Swimsuit controversy continues to dog FINA

LOS ANGELES: The latest wave of high-tech suits has swimmers gliding faster than ever through the water, even as ethical issues drag at the sport.

"It seems like we're years ahead of where we should be. I personally wouldn't mind going back to the old-school days. Then we can see who the fastest swimmers are," said Dara Torres, who won three silver medals at the Beijing Olympics last year.

But Torres, 42, admitted she hadn't yet decided what suit she would wear at the US championships that start next Tuesday in Indianapolis, which serve as the US World Championship trials.

Last week, world swimming's governing body FINA approved a list of suits which have caused controversy in recent months for the apparent performance advantage they give in the water.

Torres said she had tried various suits and expected to make a "game-time decision" on what she would wear at the US trials.

FINA said last week that approved suits would be available to all swimmers at the world championships, but Torres and USA Swimming national team head coach Mark Schubert said that didn't solve the dilemma facing competitors contractually bound to specific manufacturers.

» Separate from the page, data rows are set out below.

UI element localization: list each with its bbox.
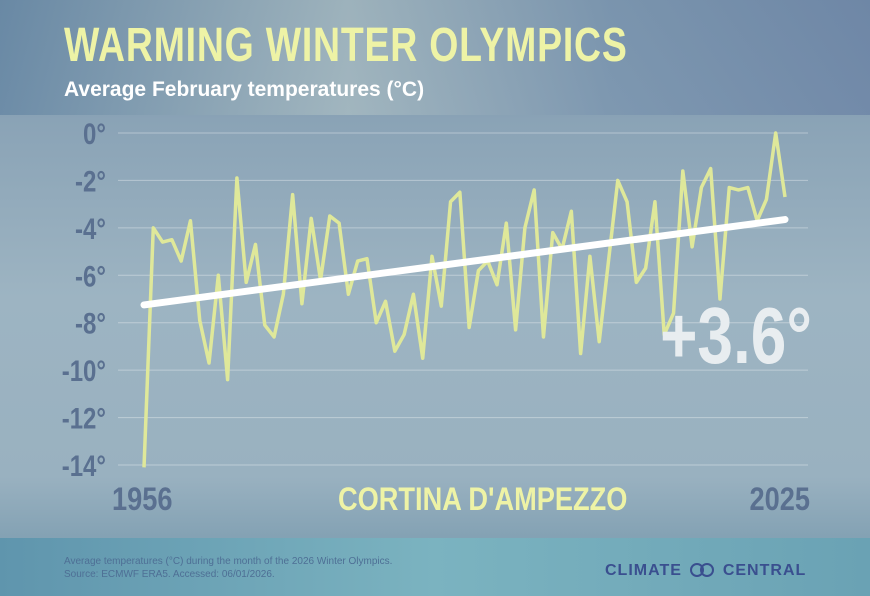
- footer-background: [0, 538, 870, 596]
- footer-source: Source: ECMWF ERA5. Accessed: 06/01/2026…: [64, 569, 275, 580]
- trend-line: [140, 216, 789, 309]
- y-tick-label: -8°: [75, 306, 106, 340]
- y-tick-label: 0°: [83, 116, 106, 150]
- y-tick-label: -12°: [62, 401, 106, 435]
- warming-annotation: +3.6°: [660, 291, 812, 380]
- chart-title: WARMING WINTER OLYMPICS: [64, 19, 628, 72]
- y-tick-label: -14°: [62, 448, 106, 482]
- y-tick-label: -10°: [62, 354, 106, 388]
- y-tick-label: -6°: [75, 259, 106, 293]
- climate-central-logo: CLIMATE CENTRAL: [605, 562, 806, 580]
- header-background: [0, 0, 870, 115]
- y-tick-label: -4°: [75, 211, 106, 245]
- chart-subtitle: Average February temperatures (°C): [64, 78, 425, 101]
- x-label-start: 1956: [112, 482, 172, 518]
- y-tick-label: -2°: [75, 164, 106, 198]
- logo-rings-icon: [687, 563, 717, 577]
- location-label: CORTINA D'AMPEZZO: [338, 482, 627, 518]
- footer-note: Average temperatures (°C) during the mon…: [64, 556, 393, 567]
- brand-right: CENTRAL: [722, 562, 807, 579]
- brand-left: CLIMATE: [605, 562, 682, 579]
- x-label-end: 2025: [750, 482, 810, 518]
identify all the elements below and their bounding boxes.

"If you do wear what you think is the fastest suit and then you break a contract, it's a very, very delicate, tough situation," Torres said.

"If the company you're with doesn't have the fastest suit, you may not make the world championship team. But if you wear what you think is a faster suit, you're breaking a contract. At some point this all needs to be figured out." Schubert added: "Obviously athletes each have their own companies and have a desire to be successful. That puts them in difficult situations." Superstar Michel Phelps, who won an unprecedented eight gold medals at the Beijing Olympics, has said doesn't intend to switch suits.

"I've worn a Speedo suit my whole life and I plan to wear it the rest of my career," Phelps said at the Santa Clara Invitational last month.

Then again, Speedo's LZR Racer, worn by Phelps and designed with the help of NASA, helped launch the current crop of suits as it was linked to dozens of world records in the build up to the Beijing Games.

Now the part-polyeurethane Arena X-Glide and the all-polyeurethane Jaked 01 are the talk of the swimming world.

Polyeurethane, especially the all-polyeurethane suits, have come under particular fire because critics say the compression and buoyancy they provide can boost speed.

"It's going to be an interesting question if the swimsuit situation is rolled back how the world records are handled," Schubert said.

"I don't doubt some of the world records broken over the last few years are due to athletes - and some are due to the suits. I don't think we've been good stewards of the sport to allow what has happened."